Menyiasati Sulitnya Merekam Video Liputan Saat Pandemi Covid-19

Pandemi Covid-19 tak memungkinkan jurnalis dan narasumber bertemu langsung, padahal televisi butuh visual. Ada empat langkah agar jurnalis dapat memandu narasumbernya melakukan live streaming atau merekam video layak tayang via smartphone.

Hendrawan Setiawan

Sebelum ditetapkan sebagai pandemi oleh WHO pada 12 Maret 2020, jurnalis sudah berjibaku meliput penyebaran Covid-19.

Saat ini, berbagai negara telah mengambil keputusan karantina wilayah (lockdown) dengan membatasi kerumunan dan pertemuan dengan orang lain. Sebagian negara ada yang memilih menerapkan social distancing (pembatasan sosial), yakni menjaga jarak dan melarang kontak fisik di antara warganya. Tujuannya agar Covid-19 dapat dikendalikan.

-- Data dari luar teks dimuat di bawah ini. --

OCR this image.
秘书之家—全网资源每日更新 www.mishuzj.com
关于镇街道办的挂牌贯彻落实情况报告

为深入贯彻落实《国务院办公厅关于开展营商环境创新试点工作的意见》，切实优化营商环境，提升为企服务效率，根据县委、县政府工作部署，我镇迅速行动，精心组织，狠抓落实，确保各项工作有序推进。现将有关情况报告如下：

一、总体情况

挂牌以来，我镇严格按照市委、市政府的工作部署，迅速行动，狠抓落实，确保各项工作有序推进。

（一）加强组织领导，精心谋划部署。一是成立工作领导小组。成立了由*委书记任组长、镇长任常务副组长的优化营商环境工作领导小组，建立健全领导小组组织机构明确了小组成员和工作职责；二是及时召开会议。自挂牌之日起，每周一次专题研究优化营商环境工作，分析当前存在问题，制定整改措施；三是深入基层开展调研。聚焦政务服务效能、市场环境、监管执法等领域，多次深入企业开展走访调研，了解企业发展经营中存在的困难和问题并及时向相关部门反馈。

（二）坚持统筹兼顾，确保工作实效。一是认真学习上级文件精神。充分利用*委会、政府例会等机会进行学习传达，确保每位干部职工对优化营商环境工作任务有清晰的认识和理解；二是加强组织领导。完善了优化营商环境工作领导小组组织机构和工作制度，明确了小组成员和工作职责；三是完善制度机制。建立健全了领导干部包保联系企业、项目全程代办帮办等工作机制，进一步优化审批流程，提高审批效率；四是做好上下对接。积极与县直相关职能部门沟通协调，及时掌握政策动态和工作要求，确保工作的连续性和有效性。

Kedua kebijakan di atas tentu menyulitkan dan menjadi tantangan besar bagi jurnalis saat meliput karena tak memungkinkan bertemu narasumbernya. Padahal, proses konfirmasi lewat wawancara umumnya dilakukan secara tatap muka. Memang sejumlah platform media – seperti cetak, radio, dan online, memungkinkan jurnalis melakukan wawancara secara online, baik via telepon atau surat elektronik (email). Akan tetapi, bagi media televisi, tatap muka menjadi keharusan karena TV memerlukan video.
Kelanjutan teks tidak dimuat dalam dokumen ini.